A reserve is not a “pathway” and statutory defence applies but does not relieve Council for breach of common law obligations in respect of infrastructure1 June 2017 | State Local Authorities
Local Council avoids liability for breach of statutory duty but is nevertheless held liable for breach of common law duty of care following trip and fall on stormwater pit in Council reserve.
- Whether the reserve was properly classified as ‘roadside’ or a ‘pathway’ for the purposes of the Road Management Act 2004 (VIC).
- Whether the trial judge had provided a proper basis for the findings as to the Applicant’s breach of duty of care regarding the probability of the risk.
- Whether the trial judge had erred in making findings of fact about ‘common sense’ measures that could have been taken to reduce and/or eliminate the risks which were not the subject of evidence.
On the evening of 14 September 2008, the respondent was walking along a footpath in suburban Shepparton when he decided to cut across a reserve which was part of parkland area under the control of and maintained by the applicant Council. The respondent tripped over a protruding stormwater pit located in the reserve and suffered injuries.
Decision at trial
At first instance the trial judge found the applicant had breached its statutory and common law duty of care and awarded the respondent $422,710.00 in damages.
Issues on appeal
The substantive issues for the Court of Appeal were: whether the trial judge erred in classifying the reserve as a ‘pathway’ as opposed to ‘roadside’, with the consequence that s107 of the Road Management Act 2004 (VIC) would serve as a complete defence to the claim; and whether the trial judge erred in addressing and determining the question of breach of common law and statutory duty.
Decision on appeal
The Court of Appeal found the applicant made out the first ground of appeal, in that the reserve was properly classified as a roadside and that s107 operated as a complete defence to the breach of statutory duty claim. However, as conceded by the applicant, the pit was non-road infrastructure and s107 did not absolve the applicant from complying with the common law duties it owed as the non-road infrastructure manager.
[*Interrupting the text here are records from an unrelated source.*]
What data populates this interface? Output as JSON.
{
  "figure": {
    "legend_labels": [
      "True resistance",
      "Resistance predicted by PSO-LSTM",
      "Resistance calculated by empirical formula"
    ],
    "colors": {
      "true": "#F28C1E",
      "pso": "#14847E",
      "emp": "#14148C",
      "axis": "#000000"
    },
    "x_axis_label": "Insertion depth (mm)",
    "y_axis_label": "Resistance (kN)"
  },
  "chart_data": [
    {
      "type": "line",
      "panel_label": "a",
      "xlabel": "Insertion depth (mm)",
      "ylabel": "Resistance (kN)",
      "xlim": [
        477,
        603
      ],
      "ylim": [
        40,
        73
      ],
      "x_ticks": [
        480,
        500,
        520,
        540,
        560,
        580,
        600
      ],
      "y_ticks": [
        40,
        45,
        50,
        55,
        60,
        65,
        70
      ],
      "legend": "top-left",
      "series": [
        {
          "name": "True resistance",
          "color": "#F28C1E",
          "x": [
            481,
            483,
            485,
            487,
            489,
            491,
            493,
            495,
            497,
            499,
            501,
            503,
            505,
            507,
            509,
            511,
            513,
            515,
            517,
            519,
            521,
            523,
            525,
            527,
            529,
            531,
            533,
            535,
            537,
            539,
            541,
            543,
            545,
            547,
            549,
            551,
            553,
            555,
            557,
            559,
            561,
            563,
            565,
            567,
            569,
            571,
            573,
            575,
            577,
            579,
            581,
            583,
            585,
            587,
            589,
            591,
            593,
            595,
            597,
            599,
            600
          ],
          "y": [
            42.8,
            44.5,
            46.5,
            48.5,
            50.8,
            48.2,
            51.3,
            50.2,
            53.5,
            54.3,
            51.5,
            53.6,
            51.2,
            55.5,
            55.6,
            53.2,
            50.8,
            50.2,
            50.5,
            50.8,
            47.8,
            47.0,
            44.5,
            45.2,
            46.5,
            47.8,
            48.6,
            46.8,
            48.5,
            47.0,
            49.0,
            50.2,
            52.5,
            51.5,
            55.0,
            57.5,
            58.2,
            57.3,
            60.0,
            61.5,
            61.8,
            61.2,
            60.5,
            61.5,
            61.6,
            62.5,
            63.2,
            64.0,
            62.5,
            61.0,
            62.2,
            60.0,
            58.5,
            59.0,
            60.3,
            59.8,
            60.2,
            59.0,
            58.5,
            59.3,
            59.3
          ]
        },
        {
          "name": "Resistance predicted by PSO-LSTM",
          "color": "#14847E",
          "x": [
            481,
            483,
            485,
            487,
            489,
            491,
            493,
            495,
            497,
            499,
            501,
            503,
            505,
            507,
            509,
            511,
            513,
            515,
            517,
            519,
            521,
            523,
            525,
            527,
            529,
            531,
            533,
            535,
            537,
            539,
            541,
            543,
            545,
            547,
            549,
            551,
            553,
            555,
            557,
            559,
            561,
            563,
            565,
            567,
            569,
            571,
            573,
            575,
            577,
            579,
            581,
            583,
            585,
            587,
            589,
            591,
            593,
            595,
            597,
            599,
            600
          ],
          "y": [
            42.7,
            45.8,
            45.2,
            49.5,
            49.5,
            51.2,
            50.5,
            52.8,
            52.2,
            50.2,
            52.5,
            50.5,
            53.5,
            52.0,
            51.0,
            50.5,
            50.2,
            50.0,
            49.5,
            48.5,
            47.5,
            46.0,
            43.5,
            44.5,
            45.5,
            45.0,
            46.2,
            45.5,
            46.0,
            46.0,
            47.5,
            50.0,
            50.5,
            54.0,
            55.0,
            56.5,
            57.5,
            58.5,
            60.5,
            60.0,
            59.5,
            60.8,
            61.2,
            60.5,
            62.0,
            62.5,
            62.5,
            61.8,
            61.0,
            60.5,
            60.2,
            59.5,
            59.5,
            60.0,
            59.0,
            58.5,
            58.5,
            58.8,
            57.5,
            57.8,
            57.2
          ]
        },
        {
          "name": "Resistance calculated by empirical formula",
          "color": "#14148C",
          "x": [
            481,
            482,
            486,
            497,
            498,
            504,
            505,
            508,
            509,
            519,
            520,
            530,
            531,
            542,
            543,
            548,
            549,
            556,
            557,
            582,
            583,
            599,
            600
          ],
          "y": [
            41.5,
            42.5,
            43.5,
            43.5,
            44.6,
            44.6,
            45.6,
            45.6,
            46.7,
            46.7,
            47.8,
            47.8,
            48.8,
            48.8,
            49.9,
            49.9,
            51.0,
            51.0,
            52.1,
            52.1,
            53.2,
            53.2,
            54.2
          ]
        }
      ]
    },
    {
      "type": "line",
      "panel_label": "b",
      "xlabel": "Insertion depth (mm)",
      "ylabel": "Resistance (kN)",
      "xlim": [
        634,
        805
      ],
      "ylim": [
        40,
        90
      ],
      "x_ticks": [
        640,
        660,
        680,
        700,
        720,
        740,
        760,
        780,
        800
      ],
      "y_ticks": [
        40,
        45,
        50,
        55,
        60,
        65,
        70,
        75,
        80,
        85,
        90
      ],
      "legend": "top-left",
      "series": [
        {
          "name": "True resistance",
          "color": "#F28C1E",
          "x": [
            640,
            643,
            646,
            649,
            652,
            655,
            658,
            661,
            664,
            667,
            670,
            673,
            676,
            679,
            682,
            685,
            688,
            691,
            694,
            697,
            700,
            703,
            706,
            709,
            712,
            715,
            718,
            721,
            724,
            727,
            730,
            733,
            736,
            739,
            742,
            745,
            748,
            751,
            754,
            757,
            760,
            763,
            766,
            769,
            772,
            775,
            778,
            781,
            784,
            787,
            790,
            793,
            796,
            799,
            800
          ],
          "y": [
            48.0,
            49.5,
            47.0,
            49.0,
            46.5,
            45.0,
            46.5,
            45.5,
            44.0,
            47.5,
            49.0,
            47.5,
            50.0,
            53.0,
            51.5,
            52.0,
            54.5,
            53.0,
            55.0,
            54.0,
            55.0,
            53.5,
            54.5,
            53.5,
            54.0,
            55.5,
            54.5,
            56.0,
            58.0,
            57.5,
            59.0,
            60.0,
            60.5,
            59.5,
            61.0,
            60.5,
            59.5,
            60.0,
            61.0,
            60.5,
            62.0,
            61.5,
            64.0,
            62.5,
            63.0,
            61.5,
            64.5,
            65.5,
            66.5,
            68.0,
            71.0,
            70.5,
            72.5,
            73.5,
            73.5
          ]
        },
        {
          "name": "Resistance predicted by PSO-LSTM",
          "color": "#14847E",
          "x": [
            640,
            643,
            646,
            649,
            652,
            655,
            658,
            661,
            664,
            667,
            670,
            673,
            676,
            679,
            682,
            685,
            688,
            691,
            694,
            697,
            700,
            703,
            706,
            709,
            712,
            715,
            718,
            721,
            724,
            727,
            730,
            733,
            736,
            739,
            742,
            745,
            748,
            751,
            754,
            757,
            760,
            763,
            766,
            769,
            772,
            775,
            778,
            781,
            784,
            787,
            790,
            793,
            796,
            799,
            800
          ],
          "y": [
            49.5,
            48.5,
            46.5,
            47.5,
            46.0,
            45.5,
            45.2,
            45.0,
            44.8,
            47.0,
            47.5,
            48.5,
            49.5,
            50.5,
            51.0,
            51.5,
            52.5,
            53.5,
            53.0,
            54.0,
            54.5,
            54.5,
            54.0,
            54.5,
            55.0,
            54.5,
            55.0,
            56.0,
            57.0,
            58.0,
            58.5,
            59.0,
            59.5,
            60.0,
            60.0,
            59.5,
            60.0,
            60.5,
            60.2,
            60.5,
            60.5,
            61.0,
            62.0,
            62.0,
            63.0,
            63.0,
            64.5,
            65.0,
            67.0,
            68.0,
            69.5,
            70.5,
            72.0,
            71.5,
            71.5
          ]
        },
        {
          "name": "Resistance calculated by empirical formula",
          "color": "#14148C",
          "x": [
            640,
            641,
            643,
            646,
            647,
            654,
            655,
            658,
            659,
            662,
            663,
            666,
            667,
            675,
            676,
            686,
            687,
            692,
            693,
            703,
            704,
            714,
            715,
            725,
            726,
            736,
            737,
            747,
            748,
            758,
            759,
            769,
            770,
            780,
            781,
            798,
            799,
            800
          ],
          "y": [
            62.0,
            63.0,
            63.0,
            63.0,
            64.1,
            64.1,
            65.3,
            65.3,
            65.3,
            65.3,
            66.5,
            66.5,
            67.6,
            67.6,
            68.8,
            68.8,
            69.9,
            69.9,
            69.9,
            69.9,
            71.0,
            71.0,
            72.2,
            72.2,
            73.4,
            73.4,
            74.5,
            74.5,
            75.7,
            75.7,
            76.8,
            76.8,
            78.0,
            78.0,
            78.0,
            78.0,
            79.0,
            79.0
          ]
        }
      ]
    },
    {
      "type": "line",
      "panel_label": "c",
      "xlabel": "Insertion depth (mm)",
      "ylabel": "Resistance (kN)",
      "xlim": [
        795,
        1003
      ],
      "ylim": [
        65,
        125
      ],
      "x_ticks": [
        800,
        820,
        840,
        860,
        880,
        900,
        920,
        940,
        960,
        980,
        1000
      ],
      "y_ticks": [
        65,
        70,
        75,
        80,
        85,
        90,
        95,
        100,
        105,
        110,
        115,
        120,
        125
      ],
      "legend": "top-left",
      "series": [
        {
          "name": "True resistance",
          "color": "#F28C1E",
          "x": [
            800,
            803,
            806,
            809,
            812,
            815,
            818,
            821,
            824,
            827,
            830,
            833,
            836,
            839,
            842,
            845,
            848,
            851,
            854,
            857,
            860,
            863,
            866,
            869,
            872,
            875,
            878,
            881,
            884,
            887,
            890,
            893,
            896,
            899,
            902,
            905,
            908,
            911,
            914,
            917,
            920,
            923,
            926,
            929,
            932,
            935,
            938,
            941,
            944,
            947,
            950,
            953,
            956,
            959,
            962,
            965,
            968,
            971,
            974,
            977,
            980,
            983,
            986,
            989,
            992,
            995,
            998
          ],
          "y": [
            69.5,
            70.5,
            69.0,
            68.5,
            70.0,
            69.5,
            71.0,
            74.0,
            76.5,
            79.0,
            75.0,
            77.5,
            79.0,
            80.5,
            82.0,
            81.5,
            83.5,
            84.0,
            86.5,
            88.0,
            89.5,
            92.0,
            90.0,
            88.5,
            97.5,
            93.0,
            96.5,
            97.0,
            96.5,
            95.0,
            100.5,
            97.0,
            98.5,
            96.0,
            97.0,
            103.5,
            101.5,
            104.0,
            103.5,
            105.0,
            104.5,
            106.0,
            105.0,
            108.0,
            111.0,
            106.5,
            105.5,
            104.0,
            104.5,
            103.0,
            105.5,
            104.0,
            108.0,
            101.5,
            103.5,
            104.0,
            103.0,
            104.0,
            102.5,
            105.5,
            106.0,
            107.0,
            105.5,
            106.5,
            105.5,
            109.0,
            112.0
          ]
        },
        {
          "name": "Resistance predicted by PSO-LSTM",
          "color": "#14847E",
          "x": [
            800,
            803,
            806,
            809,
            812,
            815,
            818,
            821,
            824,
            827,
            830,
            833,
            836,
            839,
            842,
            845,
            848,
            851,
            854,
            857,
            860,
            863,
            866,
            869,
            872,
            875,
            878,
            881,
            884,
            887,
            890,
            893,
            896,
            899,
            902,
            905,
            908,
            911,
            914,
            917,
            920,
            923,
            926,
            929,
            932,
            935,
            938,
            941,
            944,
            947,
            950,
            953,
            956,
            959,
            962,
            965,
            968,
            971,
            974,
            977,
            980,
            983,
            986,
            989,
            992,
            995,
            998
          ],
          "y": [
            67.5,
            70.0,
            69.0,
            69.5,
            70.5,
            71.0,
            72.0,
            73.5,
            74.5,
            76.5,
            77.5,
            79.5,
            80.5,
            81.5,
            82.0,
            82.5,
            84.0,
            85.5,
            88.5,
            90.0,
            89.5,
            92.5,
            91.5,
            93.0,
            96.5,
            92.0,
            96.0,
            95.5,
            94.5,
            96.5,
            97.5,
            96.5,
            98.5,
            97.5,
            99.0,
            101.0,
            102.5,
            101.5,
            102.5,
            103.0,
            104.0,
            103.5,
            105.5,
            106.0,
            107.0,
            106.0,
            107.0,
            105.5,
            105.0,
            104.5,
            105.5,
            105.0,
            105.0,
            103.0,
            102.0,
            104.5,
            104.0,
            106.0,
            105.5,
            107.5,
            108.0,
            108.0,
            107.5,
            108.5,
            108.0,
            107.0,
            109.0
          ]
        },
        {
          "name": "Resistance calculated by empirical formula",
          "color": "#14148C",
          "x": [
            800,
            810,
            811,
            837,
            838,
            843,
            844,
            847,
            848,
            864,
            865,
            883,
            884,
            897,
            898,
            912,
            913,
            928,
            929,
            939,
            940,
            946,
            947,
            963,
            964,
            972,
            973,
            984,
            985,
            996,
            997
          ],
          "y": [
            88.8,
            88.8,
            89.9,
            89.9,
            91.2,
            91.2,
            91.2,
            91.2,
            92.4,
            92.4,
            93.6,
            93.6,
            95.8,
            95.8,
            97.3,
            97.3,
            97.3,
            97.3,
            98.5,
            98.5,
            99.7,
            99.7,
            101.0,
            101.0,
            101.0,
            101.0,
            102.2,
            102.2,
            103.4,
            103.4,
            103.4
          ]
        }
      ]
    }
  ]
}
The second and third grounds of appeal focused on alleged defective findings of fact by the trial judge regarding the probability of the risk and the effective measures that could have been put in place to alleviate the risk.
The Court of Appeal was reluctant to disturb the trial judge’s findings of fact when his Honour was in a better position to assess the evidence firsthand. As to the probability of the risk occurring, the Court of Appeal found no appealable error in the trial judge’s reasoning, and found that he did provide an appropriate basis for the findings on both the seriousness and likelihood of the risk and the probability that in a suburban area, pedestrians would cross the reserve at night.
As to the simple remedial measures that the applicant could have taken to reduce or eliminate the risk (such as building up the surrounding ground to make the pit flush with the surrounding land), the Court of Appeal found they were properly the subject of common sense reasoning and no expert evidence was needed to establish such measures. It was therefore open to the trial judge to make such findings even though there was no direct evidence of the cost or ease of implementing these precautions.
The appeal was dismissed.
Implications for you
Where a local authority fails to adduce evidence that precautions that could be taken to reduce hazards on local authority land are not reasonable, it is open for a court to use common sense and common knowledge to infer that they are in fact reasonable.